The Public Policy Doctrine
- Jeremy Springer
- Aug 4
- 4 min read
Here is the first thing you need to know before reading on. Internal Revenue Code (IRC) section 165(a) allows a deduction for any loss sustained during the tax year and not compensated for by insurance or otherwise. For individual taxpayers, the deduction is limited to losses incurred:
In a trade or business,
In a transaction entered into for profit, or
In certain instances of casualty or theft.

Before 1969, courts applied the “Public Policy Doctrine” to deny taxpayers a deduction for which they otherwise qualified for under IRC sections 165 or 162 in cases where allowing the deduction would “frustrate sharply defined national or state policies proscribing particular types of conduct, evidenced by some governmental declaration thereof.” The Supreme Court clarified that the doctrine virtually always forbids deduction of governmentally imposed fines and penalties, stating that the “deduction of fines and penalties uniformly has been held to frustrate state policy in severe and direct fashion by reducing the ‘sting’ of the penalty prescribed by the state legislature.”
The Tax Reform Act of 1969 codified this doctrine by disallowing a deduction for “any fine or similar penalty paid to a government for the violation of any law.” [IRC §162(f)]
In 2013, the taxpayer in this case pleaded guilty to charges of bribery, fraud, and money laundering. The U.S. District Court for the Southern District of Ohio ordered the taxpayer to forfeit approximately $2.2 million of the resultant accretions to income and wealth. In 2016, the U.S. Marshals Service seized money from the taxpayer’s wholly owned S corporation in part to settle this judgment. The S corporation then claimed a loss for the asset seizures, and the taxpayer deducted the corresponding passthrough loss on his 2016 individual income tax return. The IRS disallowed the loss.
In court, the taxpayer argued that the public policy doctrine has no application to this case, primarily because the S corporation was never indicted or charged with wrongdoing. He argued that because the doctrine did not prohibit the S corporation from claiming a 2016 loss on account of the asset seizures, then he was entitled to claim that same loss in his capacity as the S corporation’s sole shareholder.
The court stated that even if it is assumed that the S corporation was entitled to claim a deduction for the asset seizures, the taxpayer is barred by the public policy doctrine from reporting his 100% passthrough share of the loss. To hold otherwise would be to frustrate the sharply defined policy against conspiring to commit offenses against the United States. The taxpayer was the wrongdoer, and the S corporation assets were seized as part of the penalty for his wrongdoing. The seized and forfeited assets were clearly “property constituting, or derived from, proceeds obtained, directly or indirectly, as a result of the violations” that caused the taxpayer to plead guilty to charges of bribery, fraud, and money laundering. Allowing him a deduction on account of the S corporation loss would unquestionably reduce the “sting” of the penalty for him. Allowing the taxpayer to deduct a loss by simply interposing his S corporation between him and some of the seized assets would violate the public policy doctrine as formulated by the Supreme Court.
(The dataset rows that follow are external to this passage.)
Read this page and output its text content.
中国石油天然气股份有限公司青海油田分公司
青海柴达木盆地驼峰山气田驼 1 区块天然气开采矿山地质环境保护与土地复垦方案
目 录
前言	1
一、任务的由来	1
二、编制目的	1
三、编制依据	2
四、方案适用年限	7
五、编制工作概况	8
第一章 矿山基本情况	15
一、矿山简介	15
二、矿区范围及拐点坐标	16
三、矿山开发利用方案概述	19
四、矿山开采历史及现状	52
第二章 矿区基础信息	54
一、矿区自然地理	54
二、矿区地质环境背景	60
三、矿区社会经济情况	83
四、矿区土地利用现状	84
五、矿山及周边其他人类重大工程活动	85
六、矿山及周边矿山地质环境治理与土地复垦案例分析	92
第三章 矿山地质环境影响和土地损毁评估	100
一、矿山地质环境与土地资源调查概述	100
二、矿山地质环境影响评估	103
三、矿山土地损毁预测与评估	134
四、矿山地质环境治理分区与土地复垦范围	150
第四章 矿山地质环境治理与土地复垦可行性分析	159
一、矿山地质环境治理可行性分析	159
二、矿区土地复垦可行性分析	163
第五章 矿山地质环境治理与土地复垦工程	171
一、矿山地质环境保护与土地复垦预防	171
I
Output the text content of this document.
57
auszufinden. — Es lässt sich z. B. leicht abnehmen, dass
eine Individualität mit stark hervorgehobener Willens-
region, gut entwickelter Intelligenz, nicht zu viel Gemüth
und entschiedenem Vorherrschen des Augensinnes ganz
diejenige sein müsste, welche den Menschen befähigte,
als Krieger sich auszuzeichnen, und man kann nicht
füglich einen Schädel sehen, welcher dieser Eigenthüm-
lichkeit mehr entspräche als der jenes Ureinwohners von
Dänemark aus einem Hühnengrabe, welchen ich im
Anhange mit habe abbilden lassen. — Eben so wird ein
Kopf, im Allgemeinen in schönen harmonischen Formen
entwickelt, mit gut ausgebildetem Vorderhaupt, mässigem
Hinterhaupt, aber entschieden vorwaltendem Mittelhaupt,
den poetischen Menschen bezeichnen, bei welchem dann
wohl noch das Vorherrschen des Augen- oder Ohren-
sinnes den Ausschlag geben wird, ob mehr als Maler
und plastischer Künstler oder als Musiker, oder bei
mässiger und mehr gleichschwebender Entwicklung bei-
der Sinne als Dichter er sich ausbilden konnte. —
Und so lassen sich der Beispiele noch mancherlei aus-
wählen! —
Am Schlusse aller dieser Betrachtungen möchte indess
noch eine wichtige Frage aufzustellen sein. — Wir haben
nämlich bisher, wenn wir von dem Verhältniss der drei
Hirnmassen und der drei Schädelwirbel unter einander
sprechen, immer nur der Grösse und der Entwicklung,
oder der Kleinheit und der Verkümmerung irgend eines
The public policy doctrine is not so rigid or formulaic that it may apply only when the convicted person himself hands over a fine or penalty. The taxpayer claims that because the public policy doctrine is an equitable doctrine, the court should take into consideration the fact that the United States’ seizure of his S corporation’s assets violated due process, and (given that the S corporation was not the wrongdoer) was otherwise over-zealous. However, the court stated it sees no legal impropriety in the seizure of the S corporation’s assets to satisfy the taxpayer’s forfeiture liability. A corporation is not a person other than the defendant when it is wholly owned and controlled by the defendant. The law allows a court to order forfeiture of any other property of the defendant if the property involved in or obtained from the defendant’s criminal offense is unavailable.
Over the years the S corporation’s sole source of business income was the commissions
generated by the taxpayer that were assigned to the S corporation. It was those assigned commissions that led to the criminal indictment, plea, and forfeiture at issue in this case. It is impossible to see how the S corporation was independent of the taxpayer such that the forfeiture loss deduction should be allowed.
The court ruled that the taxpayer was not allowed to deduct the passthrough losses from his S corporation.